Global growth is expected to hold steady at 2.6% in 2024, the World Bank projected in its report, adding that India’s top two trading partners—the US and EU—are expected to perform better than initially thought, albeit below historical averages.

“Global trade and investment flows will likely recover gradually and the market expects major central banks will start cutting rates later this year. However, inflationary pressures on commodity prices could result from evolving geopolitical tensions,” the report said.

The World Bank’s IDU report suggests India follow a three-pronged approach towards achieving the $1 trillion merchandise export target by reducing trade costs further, lowering trade barriers, and deepening trade integration.

“With rising costs of production and declining productivity, India’s share in global apparel exports has declined from 4% in 2018 to 3% in 2022,” said Nora Dihel and Ran Li, senior economists, co-authors of the report. “To create more trade-related jobs, India can Integrate more deeply into global value chains which will also create opportunities for innovation and productivity growth.”

The World Bank sees India’s industry and services activity decelerating on subdued external demand, and a general slowdown of activities, particularly capex, during the election period in the first months of the fiscal year. However, the farm sector is expected to rebound on above-average monsoon rainfall and increased sowing area, it said.

“On the expenditure side, the high base in FY24 will weigh on investment growth in FY25, which is projected to decelerate from 9% in FY24 to 7.8% in FY25. This reflects slower growth in government investment, partly offset by an expected pickup in private investment,” the World Bank said.

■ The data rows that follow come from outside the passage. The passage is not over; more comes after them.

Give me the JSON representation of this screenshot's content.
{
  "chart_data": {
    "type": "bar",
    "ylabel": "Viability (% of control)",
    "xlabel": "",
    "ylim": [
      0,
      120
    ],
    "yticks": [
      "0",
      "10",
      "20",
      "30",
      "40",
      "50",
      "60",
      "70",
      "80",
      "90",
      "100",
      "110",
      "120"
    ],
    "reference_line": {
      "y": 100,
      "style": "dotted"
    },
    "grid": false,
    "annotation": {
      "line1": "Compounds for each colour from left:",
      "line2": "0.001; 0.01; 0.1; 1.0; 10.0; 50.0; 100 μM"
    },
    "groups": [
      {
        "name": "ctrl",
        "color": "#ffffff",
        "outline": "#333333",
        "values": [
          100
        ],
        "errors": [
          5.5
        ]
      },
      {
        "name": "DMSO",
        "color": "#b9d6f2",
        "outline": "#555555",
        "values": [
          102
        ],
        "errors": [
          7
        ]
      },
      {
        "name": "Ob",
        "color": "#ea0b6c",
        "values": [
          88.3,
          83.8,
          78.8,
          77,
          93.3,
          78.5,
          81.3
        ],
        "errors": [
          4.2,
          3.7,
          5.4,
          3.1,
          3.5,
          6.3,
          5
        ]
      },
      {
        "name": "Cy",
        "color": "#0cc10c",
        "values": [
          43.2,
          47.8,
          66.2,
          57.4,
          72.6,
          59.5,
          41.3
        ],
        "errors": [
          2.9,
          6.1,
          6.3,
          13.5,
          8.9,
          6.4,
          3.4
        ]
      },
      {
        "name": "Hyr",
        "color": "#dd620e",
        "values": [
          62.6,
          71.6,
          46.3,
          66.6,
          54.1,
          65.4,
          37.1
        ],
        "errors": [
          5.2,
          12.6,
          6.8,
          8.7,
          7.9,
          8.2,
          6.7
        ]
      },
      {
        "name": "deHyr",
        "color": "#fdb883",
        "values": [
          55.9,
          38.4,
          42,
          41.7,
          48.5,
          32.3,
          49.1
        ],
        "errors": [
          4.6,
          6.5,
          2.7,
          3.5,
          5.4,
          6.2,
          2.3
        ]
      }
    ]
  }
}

“By contrast, aggregate consumption growth is expected to accelerate to 5.7% in FY25, up from 4% in FY24. Private consumption is expected to rise as farmers’ incomes recover, and government consumption increases faster than in previous years. Contribution to growth from net exports are expected to turn positive, as merchandise export growth rebounds from a weak performance in the previous year,” it added

In the medium term, growth is expected to remain robust, “assuming gradual improvements in the global environment, no major external shocks and a positive boost from recently adopted pro-growth policies.”

The positive outlook is anchored on sustained growth of the services sector (including the expansion of global capability centers, or GCCs), and an expected strengthening of the manufacturing sector, supported by government initiatives

The World Bank noted that the government has also introduced the PLI schemes since 2020 “to support the private sector and manufacturing, though more data and a longer time period are needed to assess their long-term impacts.”

Private consumption is expected to pick up, benefiting from continued improvements in the labor market, growth in rural incomes, and declining inflation. The public investments carried-out over the recent years are expected to crowd in private investment, which will be further facilitated by the healthy balance sheet of the domestic financial sector and corporates, and the gradual loosening of global liquidity, it added.